Hidayatullah.com—Diperkirakan 108.037 anak Rohingya dilahirkan di kamp-kamp pengungsi kumuh di Bangladesh dan Myanmar selama beberapa tahun terakhir, menghadapi masa depan yang tidak pasti, analisis oleh Save the Children melaporkan.
Menurut organisasi bantuan kemanusiaan itu, anak-anak ini memiliki akses terbatas ke pendidikan dan perawatan kesehatan, tidak ada kebebasan bergerak dan hampir seluruhnya bergantung pada bantuan.
Save the Children menganalisis data populasi dari kamp-kamp pengungsi di Bangladesh sejak Agustus 2017 dan kamp-kamp pengungsian di Negara Bagian Rakhine Myanmar sejak 2012 untuk menandai tiga tahun sejak lebih dari 700.000 orang Rohingya melarikan diri dari Myanmar setelah kekerasan brutal.
Penganiayaan terhadap Muslim Rohingya adalah salah satu tragedi kemanusiaan terburuk di abad ini tetapi juga yang paling diabaikan.

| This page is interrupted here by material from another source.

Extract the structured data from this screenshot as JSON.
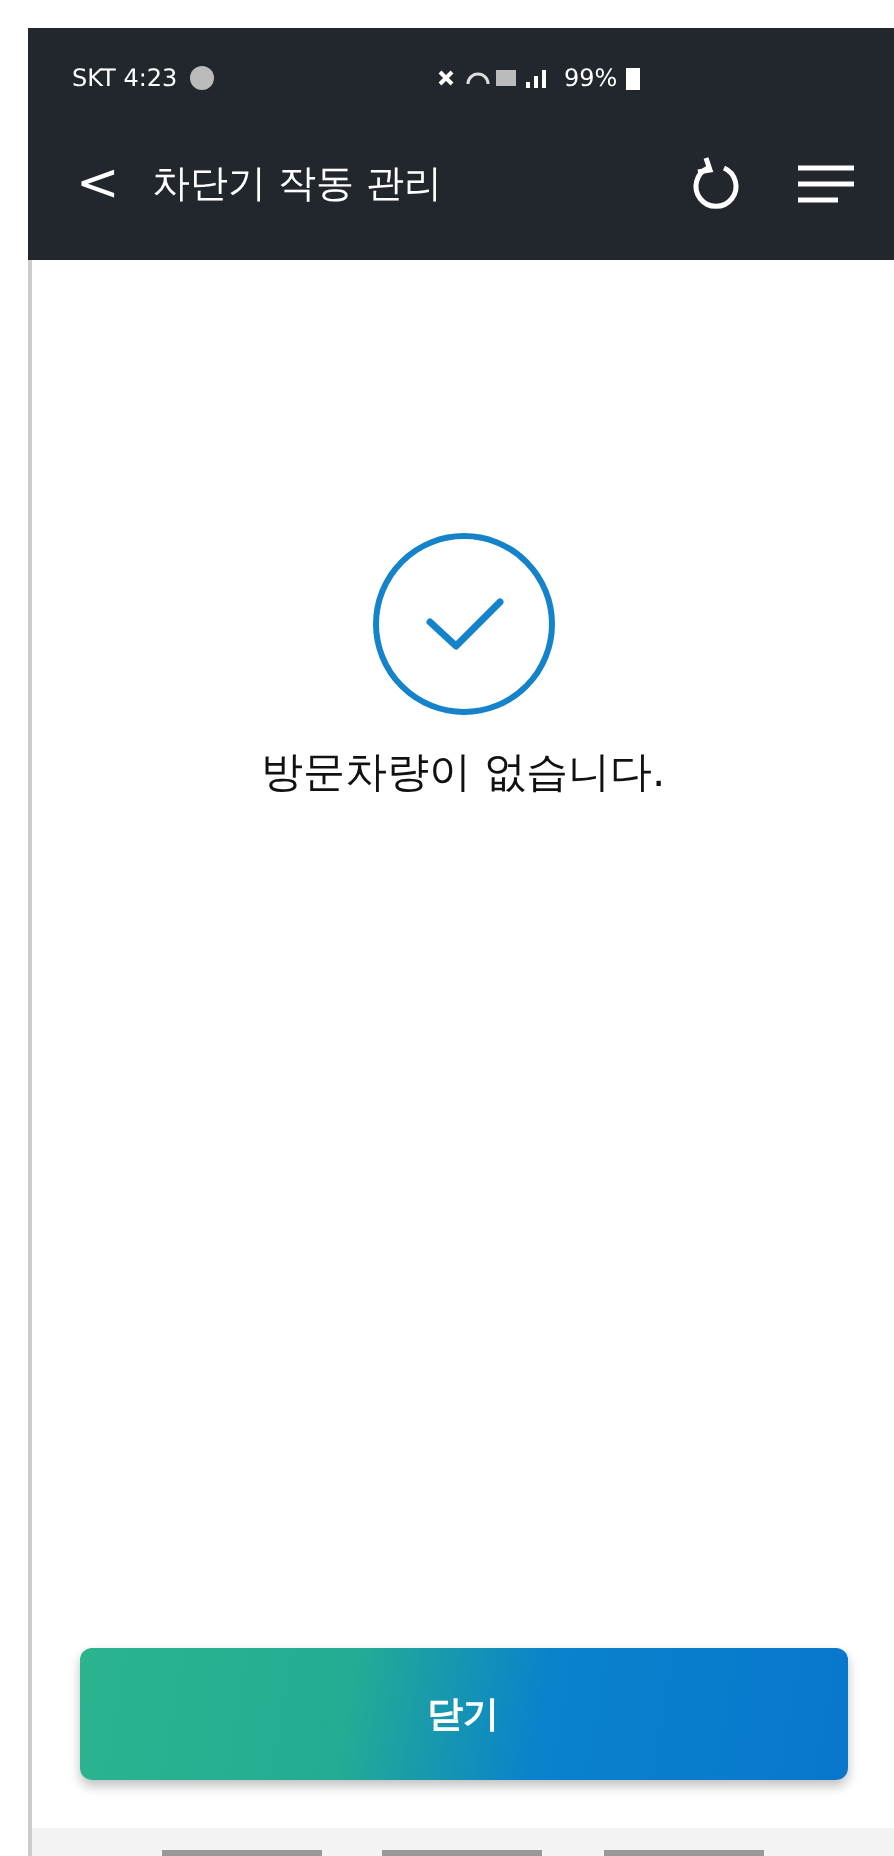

Rohingya, yang digambarkan oleh Perserikatan Bangsa-Bangsa (PBB) sebagai salah satu komunitas yang paling dianiaya di dunia, telah menghadapi agresi negara yang sistematis di negara bagian Rakhine utara Myanmar sejak awal tahun 1970-an. Pemerintah Myanmar telah lama bersalah atas kebijakan genosida terhadap komunitas Muslim minoritas.
Di Bangladesh, saat ini diperkirakan ada 75.971 anak di bawah usia 3 tahun di kamp-kamp pengungsi di Cox’s Bazar, atau 9% dari total populasi pengungsi. Hampir semuanya lahir setelah ibu mereka melarikan diri dari Myanmar, studi tersebut menambahkan, dikutip oleh Daily Sabah.
Lebih dari 1 juta pengungsi Rohingya tinggal di Bangladesh, dan hampir setengahnya adalah anak-anak.
Sementara itu, di Myanmar, kamp pengungsian di Negara Bagian Rakhine telah menampung Muslim Rohingya serta Muslim Kaman sejak 2012 menyusul gelombang kekerasan etnis sebelumnya. Menggunakan data Komisioner Tinggi untuk Pengungsi PBB (UNHCR) hingga Desember 2019, Save the Children memperkirakan ada 32.066 anak di bawah usia tujuh tahun yang tersebar di 21 kamp, mewakili lebih dari 25% populasi pengungsi.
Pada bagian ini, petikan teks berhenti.